Heat Wave is Drying Up Europe's Water Resources
August 2, 2006The heat wave that has gripped Europe this summer has been breaking records across the continent. In Germany, dramatically high temperatures made this July the second hottest since 1901. A 1911 record for the highest July temperature in Britain was broken when a village in Surrey hit 36.5 degrees Celsius (97.7 degrees Fahrenheit). And the Dutch meteorological institute said this July was the hottest month in the Netherlands since temperatures were first measured in 1706.
Even though it has cooled down somewhat in the past few days, last month was still three-and-a-half degrees warmer than average, said Gerhard Müller-Westermaier, an expert in climate monitoring at Germany's National Meteorology Service. He said that the heat wave is part of global warming.
"It fits the picture and it will continue to get warmer," Müller-Westermaier said. "We have had a warming of about 0.8 degrees since the beginning of the 20th century and the forecast says that in the next 100 years, we may have temperatures 1.5 to 5.5 degrees warmer. A summer like this one will become a normal summer."
Drought hit agricultural sector hard
Despite the many summer storms that swept across Germany, the country had less than 70 percent of the average July rainfall. This had a severe impact on the agricultural industry. In the eastern German state of Brandenburg, for example, farmers said their wheat yield was down some 40 to 50 percent.
According to Müller-Westermaier, more heat required more precipitation. But he said rainfall trends due to global warming have become more difficult to predict.
"The models are not very good, but what they say up to now at least for central Europe is that especially in winter we will have more precipitation," Müller-Westermaier said. "In summer, there will be less precipitation. This is, of course, not a good forecast, so perhaps we will have to change our agricultural production in the future."
EU needs to wake up to water problems
The situation is even worse for farmers in the Mediterranean countries of France, Italy and Spain. In the last year, reservoir levels in Spain have dropped to nearly half of their capacity, which is a clear indicator of drought.
Climate change has exacerbated the problems caused by bad water management. Martin Geiger, the head of the Freshwater Program at environmental group WWF, said that in countries like Spain, more than 70 percent of water resources are used in agriculture -- and much of this is wasted. He said the European Union needed to wake up to how precious a resource water is.
"If the EU would link water savings to the subsidies they provide, this would impact the current water use because there are efficiently gains of up to 30 to 40 percent you can reach with modern technology, and only a few areas currently use those modern technologies," Geiger said.
Geiger said that unless CO2 emissions are cut drastically soon, drought and desertification will become commonplace in Europe.
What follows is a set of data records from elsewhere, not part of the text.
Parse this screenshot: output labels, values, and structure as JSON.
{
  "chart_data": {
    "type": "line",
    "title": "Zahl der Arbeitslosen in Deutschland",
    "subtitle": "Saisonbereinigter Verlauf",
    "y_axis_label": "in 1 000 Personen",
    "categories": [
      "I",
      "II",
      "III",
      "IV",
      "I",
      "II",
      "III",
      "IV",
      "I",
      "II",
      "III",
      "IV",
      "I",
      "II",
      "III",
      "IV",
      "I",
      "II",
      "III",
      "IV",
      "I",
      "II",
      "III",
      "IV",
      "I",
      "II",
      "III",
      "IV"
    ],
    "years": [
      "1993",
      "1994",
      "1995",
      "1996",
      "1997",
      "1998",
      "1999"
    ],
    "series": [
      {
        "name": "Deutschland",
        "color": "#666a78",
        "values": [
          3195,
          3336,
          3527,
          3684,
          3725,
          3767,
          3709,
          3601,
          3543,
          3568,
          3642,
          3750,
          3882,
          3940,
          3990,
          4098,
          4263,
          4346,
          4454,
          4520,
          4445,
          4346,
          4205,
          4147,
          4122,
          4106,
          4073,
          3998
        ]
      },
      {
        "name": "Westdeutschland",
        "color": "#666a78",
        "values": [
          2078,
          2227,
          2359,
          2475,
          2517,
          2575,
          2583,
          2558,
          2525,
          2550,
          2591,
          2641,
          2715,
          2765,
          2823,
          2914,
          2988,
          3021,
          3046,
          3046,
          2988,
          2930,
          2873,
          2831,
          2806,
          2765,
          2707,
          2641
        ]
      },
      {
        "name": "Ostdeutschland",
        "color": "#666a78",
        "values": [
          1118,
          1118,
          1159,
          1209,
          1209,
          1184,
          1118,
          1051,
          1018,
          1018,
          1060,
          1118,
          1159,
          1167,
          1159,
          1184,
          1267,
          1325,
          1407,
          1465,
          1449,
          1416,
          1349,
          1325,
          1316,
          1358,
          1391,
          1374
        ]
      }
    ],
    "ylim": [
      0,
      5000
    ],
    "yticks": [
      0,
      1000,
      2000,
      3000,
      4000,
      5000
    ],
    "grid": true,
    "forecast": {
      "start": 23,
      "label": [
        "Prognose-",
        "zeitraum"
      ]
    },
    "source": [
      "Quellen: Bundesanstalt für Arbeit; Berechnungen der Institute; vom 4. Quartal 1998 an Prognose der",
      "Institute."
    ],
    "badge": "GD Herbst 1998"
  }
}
He said that some water also needed to be given back to nature.
"WWF is calling for environmental flows, which mean that you have a minimum amount for nature conserved," Geiger said. "And not like in Spain, where you use it first for agriculture and for tourism and then the households get something, and, 'Oh, we forgot about nature.' Rather than leaving nature in last place, they should consider it in an integrated way, and include nature."
Heat is killing fish
The extreme warm weather has caused many of Germany's rivers and lakes to turn into stagnant pools, with very little oxygen in the water. Algae and other pollutants make this situation even worse.
Hundreds of dead fish have already been found in canals and lakes in Berlin, and thousands of eels have died in wetlands along the Rhine river near Düsseldorf. The situation has become critical for the Neckar river, one of the Rhine's major tributaries in southern Germany. The water temperature has risen to nearly 28 degrees here, and the oxygen levels are seriously low.
"We have to watch the river extremely carefully," said Uwe Matthias from Baden Württemberg's Environment, Measurement and Conservation Office. "We have numerous recording stations which measure temperature, oxygen levels and conduction, and we are checking these levels practically every hour."
But if it does reach a critical stage, there are methods to get oxygen back into rivers, he said.
"You can let more water tumble over the dams, for example, which oxygenates the water throughout the churning action," Matthias said. "Also, some sewage plants have facilities to agitate or aerate water which flows back into rivers, which increases the oxygen levels."
Of course, healthier waterways aren't just better for fish and other marine life. Humans benefit as well. There's nothing quite like taking a plunge into a clear cool lake on a hot summer's day.